Immanuel Kant wrote philosophical treatises during the Enlightenment that dealt with logic, empirical evidence, sensory input, and epistemology, or how we learn what we know. We can situate his thoughts in an era interested in the scientific method, religion and metaphysics, ethical societies, and rivaling belief systems. Kant responded to Empiricists and Rationalists by asserting his thesis that everything we believe must be filtered through our senses and mind. Thus, truth is determined by how we understand and orient knowledge of an object, regardless of what other "independent" characteristics the object might possess.
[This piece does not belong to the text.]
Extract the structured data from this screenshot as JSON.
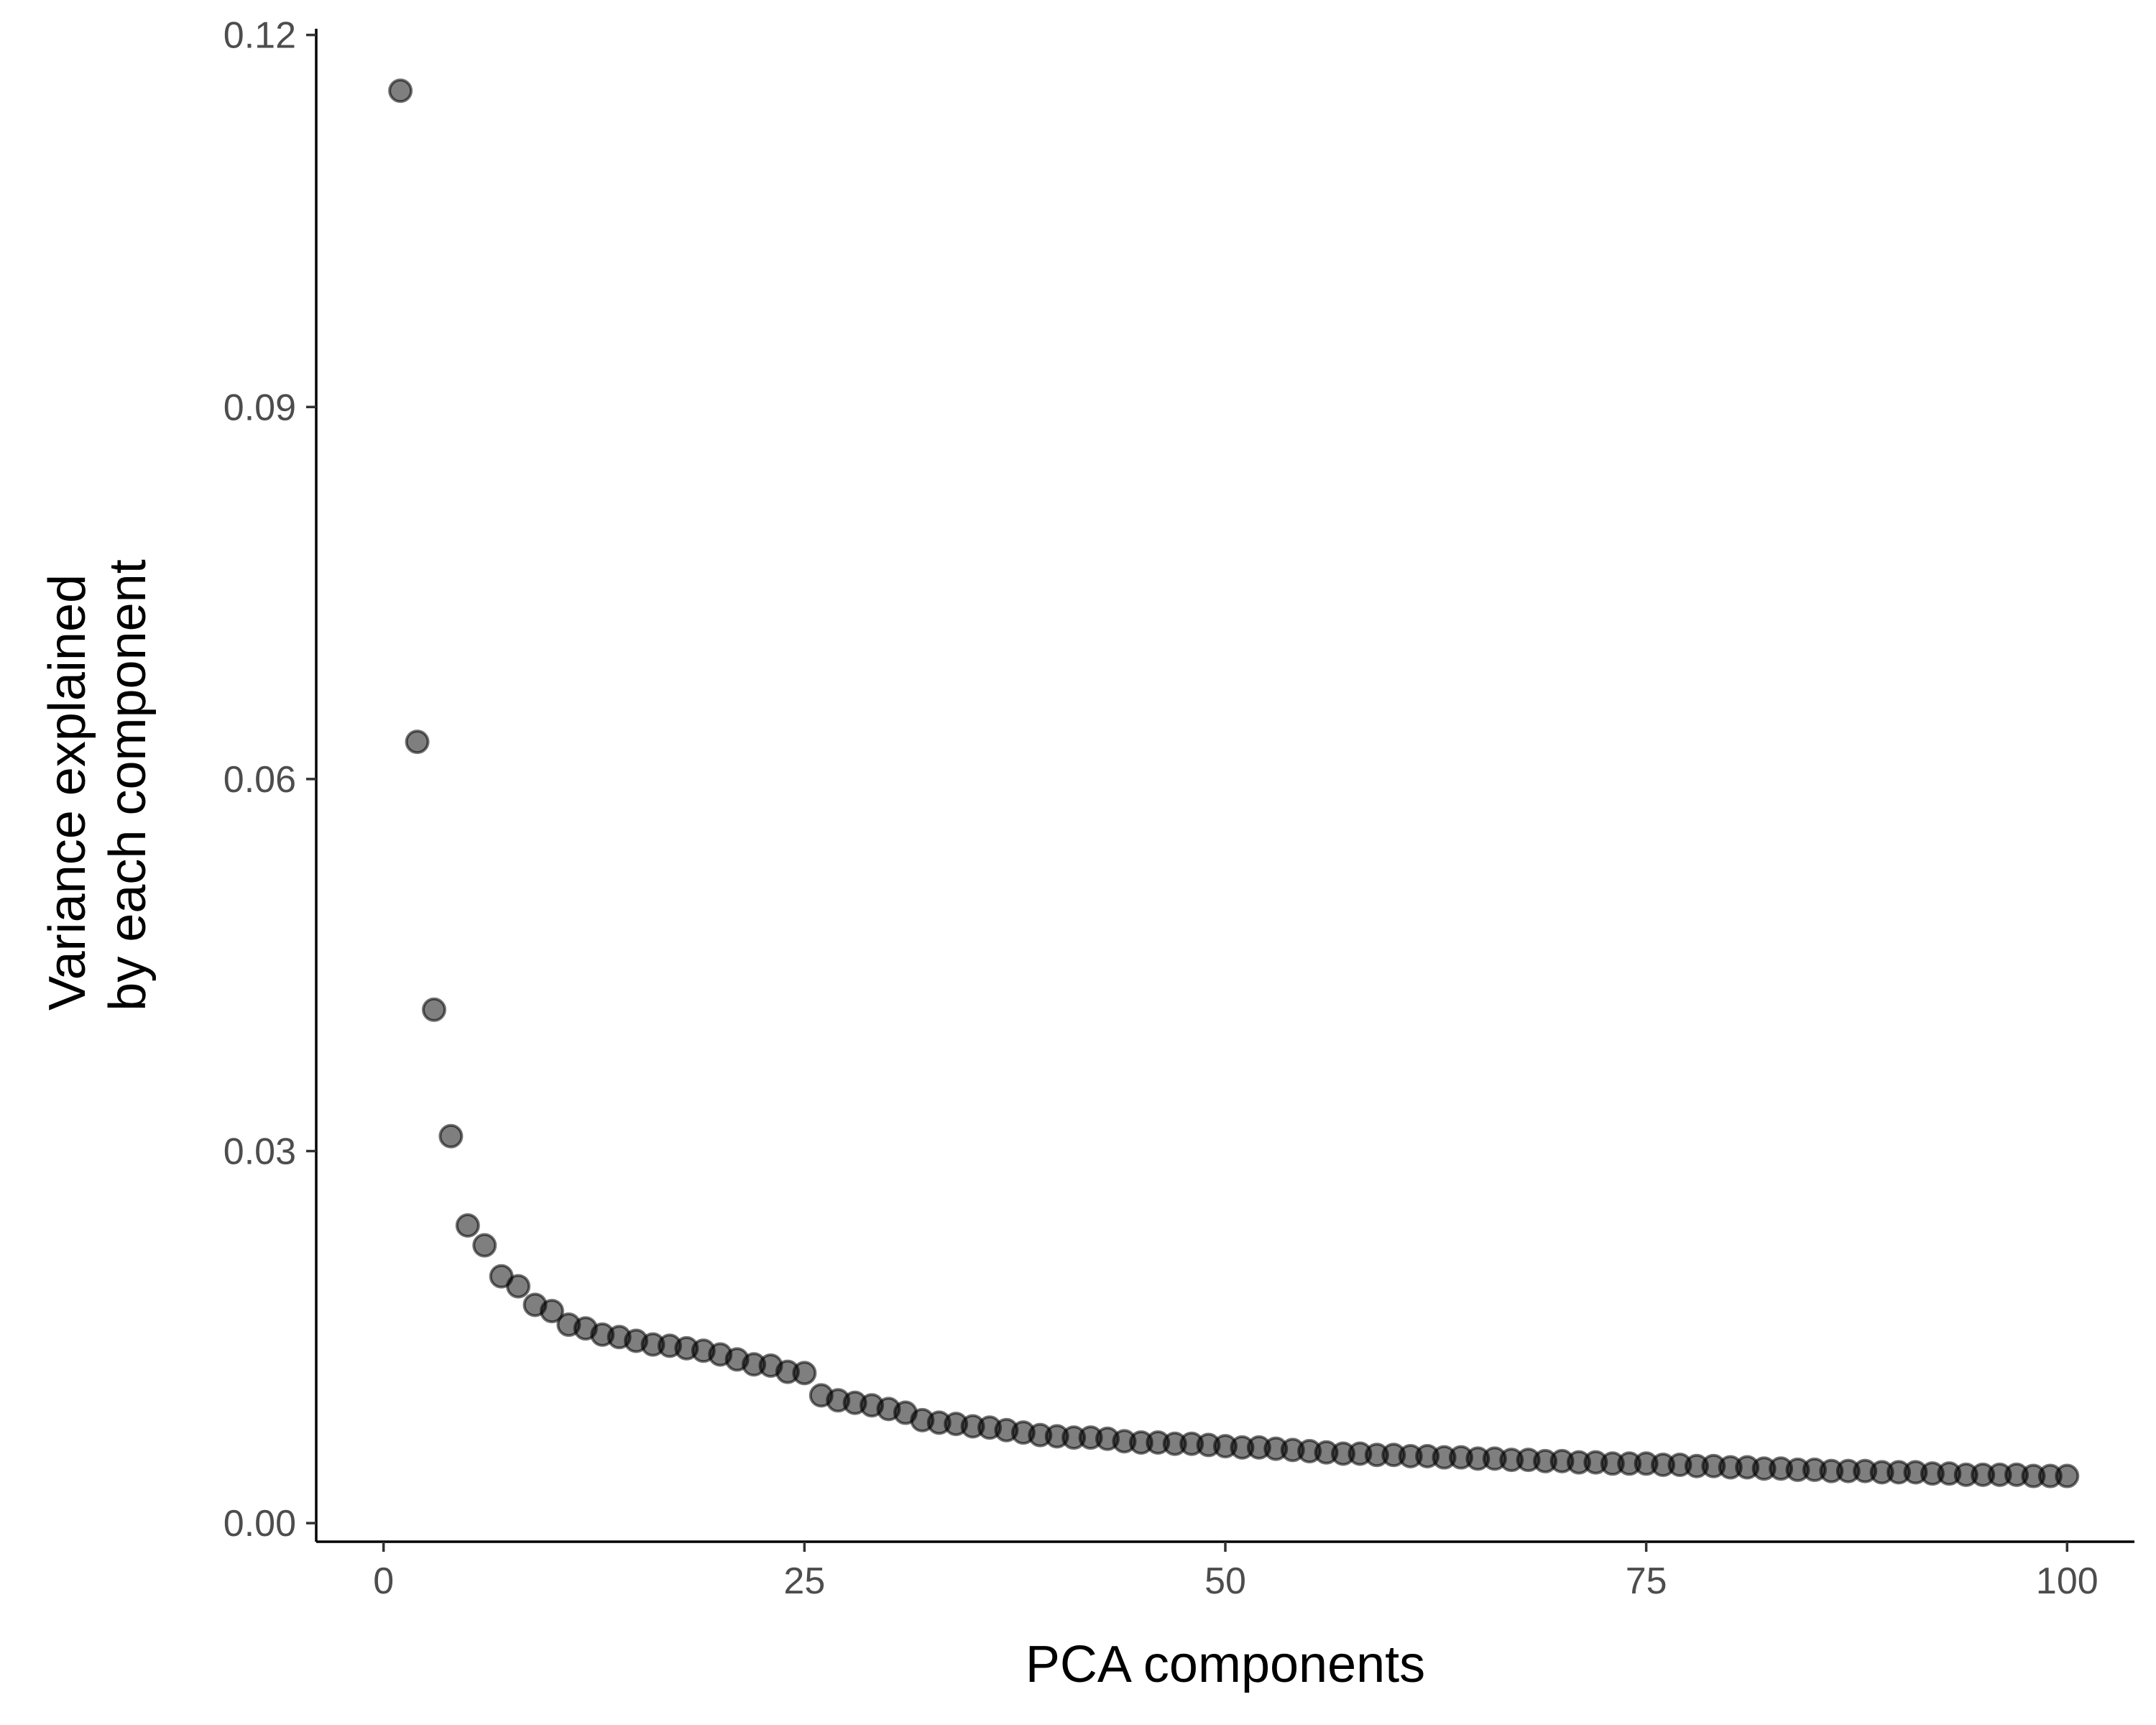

During his long life, from 1724-1804, Immanuel Kant made numerous contributions to modern philosophy, developing what he called "transcendental idealism." He spent his entire life in his birthplace of East Prussia, working at the local university, reading contemporary Enlightenment philosophers, and writing treatises in German. He commented on everything from the existence of God to the aesthetics of beauty, as well as examining how entrenched, official bodies of knowledge influence the average person. Always wanting to promote freedom, independence, and equality, his theories encouraged individuals to take responsibility for determining their own truths.
Kant synthesized the philosophies of two opposing schools of thought to lay the groundwork for transcendental idealism. In many ways, his theories anticipated how 20th century physics understands observation, as well as how neurologists conceive of consciousness today. The Empiricists, especially David Hume, believed that we only can rely on what we know about the world through direct, experiential information, including emotions and frames of reference. However, the Rationalists encouraged logical knowledge that was accumulated, deduced, or concluded from other abstract knowledge, because this was independent from person to person variation.
A direct response to David Hume, Kant wrote The Critique of Pure Reason in 1781. In this seminal work, he argued that we are, by necessity, constrained in our perception of the world. These constraints, or filters, are primarily our senses and the organization of our thoughts as determined by our brain's physiology. We acquire knowledge both organically and abstractly, but the process of acquisition cannot be separated from the knowledge itself.
The constraints of which Kant spoke do not have a negative connotation. They can be thought of as filters, models, language, instruments, consciousness, or the limits of our imagination that structure the tenacity of beliefs. It follows that if there are metaphysical, or supersensory, phenomena, humans do not have access to them. Without arguing that the world is an illusion, Kant still reasons that all its objects are fundamentally unknowable as independent from our involvement in their observation.